2. Horses do not stay trained on their own. If you go the schoolmaster route, there is no amount of money you can spend on the animal itself that will keep the horse sharp, supple and capable in spite of inexpert riding. It’s ok that you’re learning, and that you bumble around a bit while you do. But that bumbling is going to inevitably dull the horse you’ve bought. Staying in a program with a competent trainer can help you both maximize the opportunity to learn from an educated horse, and also protect your investment.
3. Selling a horse is not giving up, failing, or abandoning it. Anyone who gives you grief for selling a horse that isn’t working out for you can go right to hell. There’s a million reasons why a horse isn’t right for you, even when you did your due diligence in purchasing him in the first place. Or maybe you’ve invested in a project that you put your time in and want to move along. No matter what, it’s your business, and everyone else can stick it.
4. No matter how wonderful a new horse is, there will be a point in the “getting to know you” process where it stinks. The honeymoon tends to end at the 3-6 month mark. Try not to panic. It gets better. Listen to your coach. And yes, sometimes things go bad because you and the horse aren’t going to work out.

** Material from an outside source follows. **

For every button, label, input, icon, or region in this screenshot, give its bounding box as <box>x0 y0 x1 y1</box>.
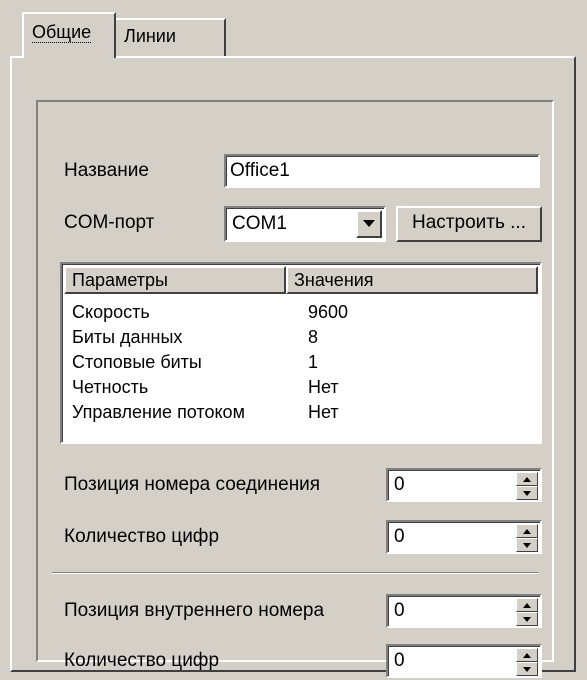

But I’m a professional rider, and I’m a good one, and I usually hit a wall somewhere in that 3-6 month window, too. It happens.
5. Lastly, “maintenance” is not a sign that a horse has a problem. Maintenance is a sign the animal has been well cared for. A lack of maintenance isn’t a sign that the animal is healthy, a lack of maintenance is a sign that the animal’s veterinary needs may not have been met. And being proactive with veterinary needs reduces the likelihood, over time, of injury due to overcompensation, hurting one body part trying to avoid using another body part that hurts.